Audience publique du 1er juillet 2020




Rejet


M. RÉMERY, conseiller doyen
faisant fonction de président



Arrêt n° 365 F-D

Pourvoi n° E 19-10.499





R É P U B L I Q U E F R A N Ç A I S E

_________________________

AU NOM DU PEUPLE FRANÇAIS
_________________________


ARRÊT DE LA COUR DE CASSATION, CHAMBRE COMMERCIALE, FINANCIÈRE ET ÉCONOMIQUE, DU 1ER JUILLET 2020

La société Valométal, société par actions simplifiée, dont le siège est [...] , a formé le pourvoi n° E 19-10.499 contre l'arrêt rendu le 25 septembre 2018 par la cour d'appel de Paris (pôle 5, chambre 8), dans le litige l'opposant :

1°/ à la société Services travaux locations gérances, société par actions simplifiée, dont le siège est [...] ,

2°/ à la société [...] , société civile professionnelle, dont le siège est [...] , prise en la personne de M. I... A..., en qualité de liquidateur à la liquidation judiciaire de la société [...],

3°/ à la société [...], société anonyme, dont le siège est [...] ,


4°/ à M. O... B..., domicilié [...] , pris en qualité d'administrateur de la société [...],

défendeurs à la cassation.

La demanderesse invoque, à l'appui de son pourvoi, les deux moyens de cassation annexés au présent arrêt.

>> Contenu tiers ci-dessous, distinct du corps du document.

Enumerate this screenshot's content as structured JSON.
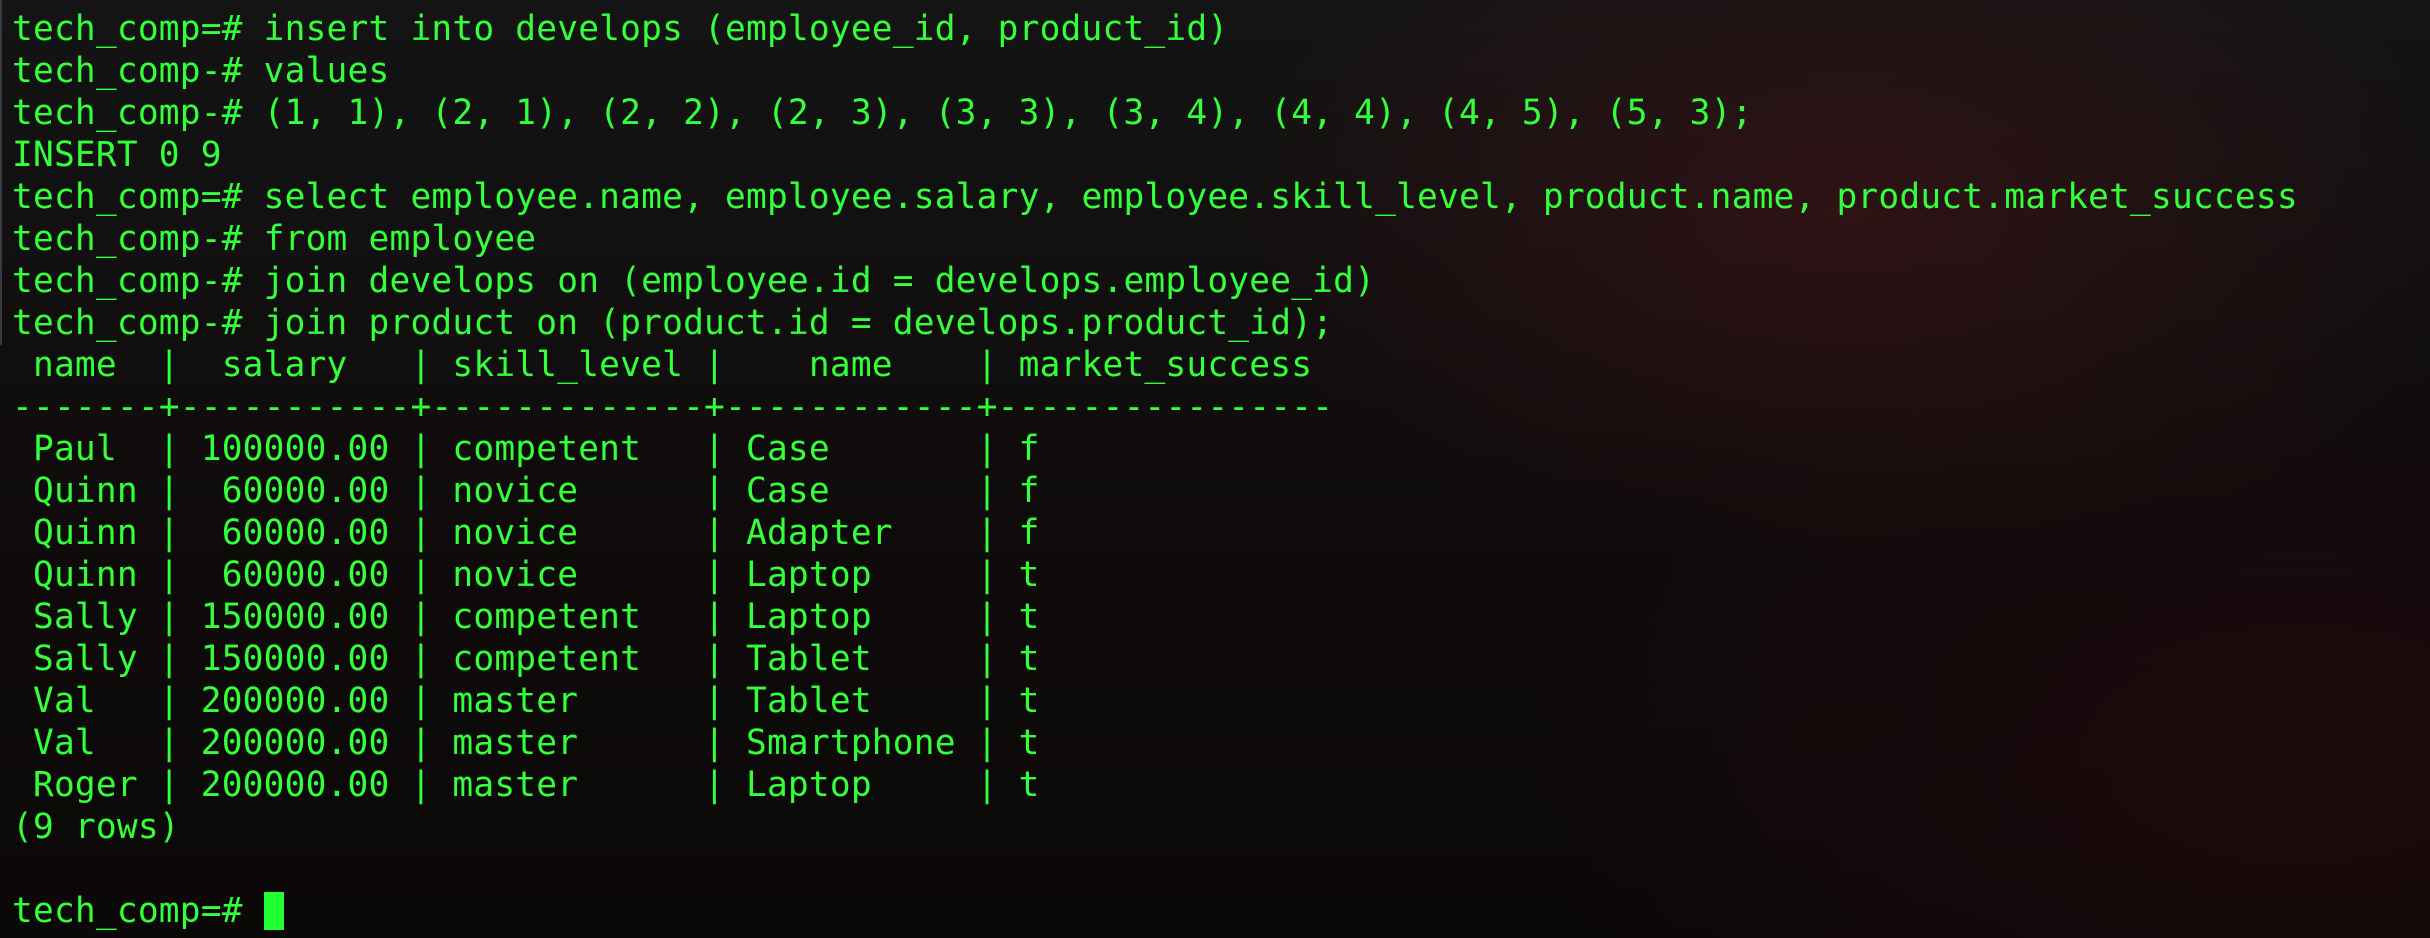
{
  "terminal": {
    "prompt": "tech_comp=#",
    "lines": [
      "tech_comp=# insert into develops (employee_id, product_id)",
      "tech_comp-# values",
      "tech_comp-# (1, 1), (2, 1), (2, 2), (2, 3), (3, 3), (3, 4), (4, 4), (4, 5), (5, 3);",
      "INSERT 0 9",
      "tech_comp=# select employee.name, employee.salary, employee.skill_level, product.name, product.market_success",
      "tech_comp-# from employee",
      "tech_comp-# join develops on (employee.id = develops.employee_id)",
      "tech_comp-# join product on (product.id = develops.product_id);",
      " name  |  salary   | skill_level |    name    | market_success",
      "-------+-----------+-------------+------------+----------------",
      " Paul  | 100000.00 | competent   | Case       | f",
      " Quinn |  60000.00 | novice      | Case       | f",
      " Quinn |  60000.00 | novice      | Adapter    | f",
      " Quinn |  60000.00 | novice      | Laptop     | t",
      " Sally | 150000.00 | competent   | Laptop     | t",
      " Sally | 150000.00 | competent   | Tablet     | t",
      " Val   | 200000.00 | master      | Tablet     | t",
      " Val   | 200000.00 | master      | Smartphone | t",
      " Roger | 200000.00 | master      | Laptop     | t",
      "(9 rows)",
      ""
    ]
  },
  "colors": {
    "text": "#33ff3a",
    "cursor": "#22ff33",
    "background": "#0b0b0b"
  }
}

Le dossier a été communiqué au procureur général.

Sur le rapport de M. Riffaud, conseiller, les observations de la SCP Boré, Salve de Bruneton et Mégret, avocat de la société Valométal, de Me Le Prado, avocat de la société Services travaux locations gérances et de la société [...] , ès qualités, après débats en l'audience publique du 19 mai 2020 où étaient présents M. Rémery, conseiller doyen faisant fonction de président, M. Riffaud, conseiller rapporteur, Mme Vaissette, conseiller, Mme Henry, avocat général, et Mme Fornarelli, greffier de chambre,

la chambre commerciale, financière et économique de la Cour de cassation, composée des président et conseillers précités, après en avoir délibéré conformément à la loi, a rendu le présent arrêt.

Désistement partiel

1. Il est donné acte à la société Valométal du désistement de son pourvoi en ce qu'il est dirigé contre la société [...] (la société Marchetto) et M. B..., en qualité d'administrateur de la société Marchetto.

Faits et procédure

2. Selon l'arrêt attaqué (Paris, 25 septembre 2018), par une ordonnance du 12 avril 2017, le juge-commissaire de la liquidation judiciaire de la société Marchetto a fait droit à une requête en revendication présentée par la société Valométal, portant sur une grue et un tracteur.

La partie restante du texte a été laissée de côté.